Ruf nach strengeren Sanktionen und Regulierung von Indexmieten
Neben einer breiten Zustimmung für die Mietpreisbremse stößt auch eine strenge Bestrafung von Verstößen auf eine breite Mehrheit: 86 Prozent der Mieter und 76 Prozent der Immobilieneigentümer sprechen sich für schärfere Sanktionen gegen Vermieter aus, die Mietpreisvorgaben nicht einhalten. Insgesamt befürworten 81 Prozent der Deutschen härtere Sanktionen bei überhöhten Mieten.

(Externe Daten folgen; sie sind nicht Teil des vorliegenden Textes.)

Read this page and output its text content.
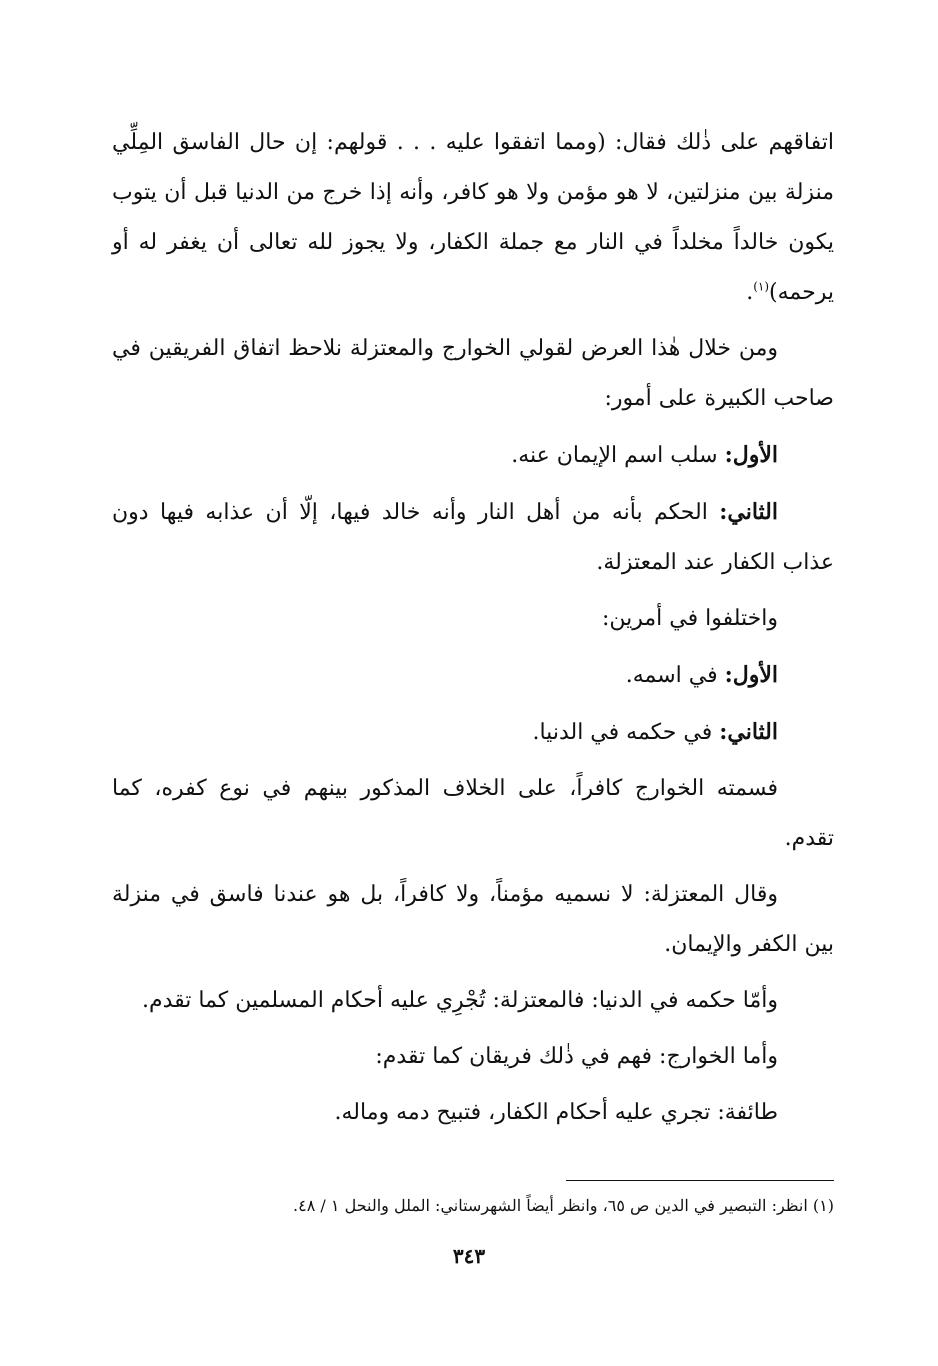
اتفاقهم على ذٰلك فقال: (ومما اتفقوا عليه . . . قولهم: إن حال الفاسق المِلِّي منزلة بين منزلتين، لا هو مؤمن ولا هو كافر، وأنه إذا خرج من الدنيا قبل أن يتوب يكون خالداً مخلداً في النار مع جملة الكفار، ولا يجوز لله تعالى أن يغفر له أو يرحمه)$^{(١)}$.

ومن خلال هٰذا العرض لقولي الخوارج والمعتزلة نلاحظ اتفاق الفريقين في صاحب الكبيرة على أمور:

الأول: سلب اسم الإيمان عنه.

الثاني: الحكم بأنه من أهل النار وأنه خالد فيها، إلّا أن عذابه فيها دون عذاب الكفار عند المعتزلة.

واختلفوا في أمرين:

الأول: في اسمه.

الثاني: في حكمه في الدنيا.

فسمته الخوارج كافراً، على الخلاف المذكور بينهم في نوع كفره، كما تقدم.

وقال المعتزلة: لا نسميه مؤمناً، ولا كافراً، بل هو عندنا فاسق في منزلة بين الكفر والإيمان.

وأمّا حكمه في الدنيا: فالمعتزلة: تُجْرِي عليه أحكام المسلمين كما تقدم.

وأما الخوارج: فهم في ذٰلك فريقان كما تقدم:

طائفة: تجري عليه أحكام الكفار، فتبيح دمه وماله.

(١) انظر: التبصير في الدين ص ٦٥، وانظر أيضاً الشهرستاني: الملل والنحل ١ / ٤٨.
٣٤٣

75 Prozent der Befragten plädieren zudem dafür, Indexmieten gesetzlich zu begrenzen. 71 Prozent wollen eine strengere Regulierung von Kurzzeitvermietungen sowie von möblierten Wohnungen.
Allerdings sind viele Umfrageteilnehmer ebenfalls der Ansicht, dass auch positive Anreize gesetzt werden sollten: 83 Prozent finden, dass Vermieter, die günstigen Wohnraum anbieten, dafür steuerlich belohnt werden sollten.
Hohes Bewusstsein für negative Auswirkungen der Mietpreisbremse
Eine Mehrheit der Deutschen erkennt aber auch die Nachteile der Mietpreisbremse. Zwei Drittel befürchten, dass sie Modernisierungen unattraktiver macht. 55 Prozent erwarten geringere Renditen bei Neuvermietungen und 53 Prozent weniger Planungssicherheit für Vermieter.
Detaillierte Ergebnisgrafiken stehen hier zum Download bereit. (https://content.cdn.immowelt.com/iw_group2/import/Redaktion/Pressemitteilungen/2026/2026_01_27_Tabellen_Umfrage_Mietpreisbremse.pdf)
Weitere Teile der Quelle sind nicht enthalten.